La desconocida selección de Zaire había conseguido el boleto africano para la Copa del Mundo de Alemania ‘74 y el dictador Mobutu no escondía su orgullo. Así lo manifestó públicamente al asegurar que el hito conquistado por los jugadores y el cuerpo técnico, rodeados del éxito que construye la categoría de héroes contemporáneos, no sería en vano ni gratuito. Las calles de Kinsasa y de cada rincón del territorio eran una fiesta.

Mobutu llamó a su despacho al técnico yugoslavo Blagoiev Vidinić, a quien él mismo contrató, y junto al humo de un habano y una botella de vodka rieron y platicaron con entusiasmo sobre el futuro. Mobutu prometía un nuevo estadio, instalaciones de primer nivel y reforzar la liga local inyectando los recursos necesarios para hacer de la primera nación subsahariana en clasificar a una cita global de la redonda la cuna futbolística del África negra. Blagoiev asentía a todo lo que oía. Se vio reconocido e incluso, con el vodka bailando en su cuerpo, se permitió conversar sobre algunos problemas de su vida privada, más propiamente del corazón. Mobutu, con su presencia robusta y aire militar, medio en broma medio en serio, le manifestó que cualquier diligencia «la resolverían», apuntando a una metralleta que mimaba el lado derecho del escritorio. El técnico soltó una leve mueca disfrazada de risa, minimizando sus sentimientos: el alcohol en la sangre se iba a la banca frente al miedo y los temas personales rápidamente los dejó de lado. Blagoiev retomó el balón como escudo, buscando distraer, así, los ojos imperturbables de quien tenía al frente. Mobutu le ofreció otro habano y Blagoiev lo aceptó de inmediato.

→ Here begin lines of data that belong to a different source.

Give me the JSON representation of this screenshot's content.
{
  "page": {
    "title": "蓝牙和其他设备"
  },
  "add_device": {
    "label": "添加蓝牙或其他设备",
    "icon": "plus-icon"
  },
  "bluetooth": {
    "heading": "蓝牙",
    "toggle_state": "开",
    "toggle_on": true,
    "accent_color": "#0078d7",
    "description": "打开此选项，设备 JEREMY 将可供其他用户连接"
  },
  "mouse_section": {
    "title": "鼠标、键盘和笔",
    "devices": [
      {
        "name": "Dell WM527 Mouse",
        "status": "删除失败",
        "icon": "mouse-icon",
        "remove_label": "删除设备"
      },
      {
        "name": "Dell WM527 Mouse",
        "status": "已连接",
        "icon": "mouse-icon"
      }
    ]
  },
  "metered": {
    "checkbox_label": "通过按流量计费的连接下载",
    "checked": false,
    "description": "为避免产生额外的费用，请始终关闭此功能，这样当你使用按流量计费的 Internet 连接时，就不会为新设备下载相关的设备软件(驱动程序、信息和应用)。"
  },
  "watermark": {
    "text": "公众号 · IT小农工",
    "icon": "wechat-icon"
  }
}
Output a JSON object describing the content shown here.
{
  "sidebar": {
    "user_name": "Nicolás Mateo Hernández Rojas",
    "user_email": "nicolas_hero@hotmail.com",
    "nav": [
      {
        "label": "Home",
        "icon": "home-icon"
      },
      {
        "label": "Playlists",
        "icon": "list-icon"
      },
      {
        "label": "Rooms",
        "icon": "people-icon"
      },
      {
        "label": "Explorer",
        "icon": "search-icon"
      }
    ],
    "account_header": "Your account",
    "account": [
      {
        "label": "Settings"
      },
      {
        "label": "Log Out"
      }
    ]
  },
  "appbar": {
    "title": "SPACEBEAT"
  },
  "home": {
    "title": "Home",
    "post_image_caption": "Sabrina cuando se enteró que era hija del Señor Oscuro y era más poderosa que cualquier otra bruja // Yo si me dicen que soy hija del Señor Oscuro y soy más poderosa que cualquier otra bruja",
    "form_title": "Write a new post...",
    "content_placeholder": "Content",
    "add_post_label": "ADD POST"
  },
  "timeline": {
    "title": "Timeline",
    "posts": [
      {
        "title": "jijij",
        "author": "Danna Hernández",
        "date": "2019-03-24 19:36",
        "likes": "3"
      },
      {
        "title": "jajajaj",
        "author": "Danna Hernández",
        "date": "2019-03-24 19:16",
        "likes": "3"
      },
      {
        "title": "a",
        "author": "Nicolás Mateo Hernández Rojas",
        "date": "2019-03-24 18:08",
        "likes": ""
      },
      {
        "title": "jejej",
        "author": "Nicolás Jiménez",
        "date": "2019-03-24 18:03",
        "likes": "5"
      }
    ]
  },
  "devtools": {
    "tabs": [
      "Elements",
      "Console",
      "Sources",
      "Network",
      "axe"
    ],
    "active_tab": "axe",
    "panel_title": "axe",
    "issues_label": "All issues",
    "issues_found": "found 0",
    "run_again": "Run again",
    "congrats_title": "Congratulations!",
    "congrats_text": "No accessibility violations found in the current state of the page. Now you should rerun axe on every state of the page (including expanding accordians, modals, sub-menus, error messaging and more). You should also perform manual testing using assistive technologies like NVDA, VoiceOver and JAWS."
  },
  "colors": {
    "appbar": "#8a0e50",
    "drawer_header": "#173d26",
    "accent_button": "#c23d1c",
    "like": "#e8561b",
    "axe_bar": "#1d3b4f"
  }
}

El país, que pocos años atrás era conocido como el Congo Belga (y hoy es la República Democrática del Congo), vivía entonces una fuerte revolución nacionalista encarnada en la figura de su líder, Mobutu Sese Seko Nkuku Ngbendu wa Za Banga, nombre que traducido al castellano sería algo como «El guerrero todopoderoso que, debido a su resistencia y voluntad inflexible, va de conquista en conquista, dejando el fuego a su paso». No es difícil desprender, entonces, la presunción bélica y de iluminación del dictador, ni proyectar así su personalidad en la configuración del país. Para Mobutu, un sujeto astuto, retóricamente hábil, disciplinado militarmente y sin afección definitiva por ningún lado del muro —ni capitalista ni comunista—, su verdadera convicción era bordear y penetrar a través de la conveniencia, y así controlar el poder total de la nación: desde la ley hasta la vida humana. Y por supuesto, también el fútbol, donde había puesto ambos ojos. Reconocía el arraigo popular de la pelota y estaba al tanto de la atención internacional que esta capturaba. Un lugar en el fútbol era un lugar en el mundo, pensaba. Y un lugar del que Zaire, o más bien Mobutu, aún no se sentía parte ni reconocido. Por eso la participación de la selección en la Copa del Mundo era un tremendo hito, uno que ayudó a conseguir sin importar los medios. Ninguno.

No hubo árbitro que no recibiera su recado. En la cancha, Zaire se perfilaba como una selección en crecimiento; en los resultados, con las gambetas del dictador en la sombra, era un equipo ganador.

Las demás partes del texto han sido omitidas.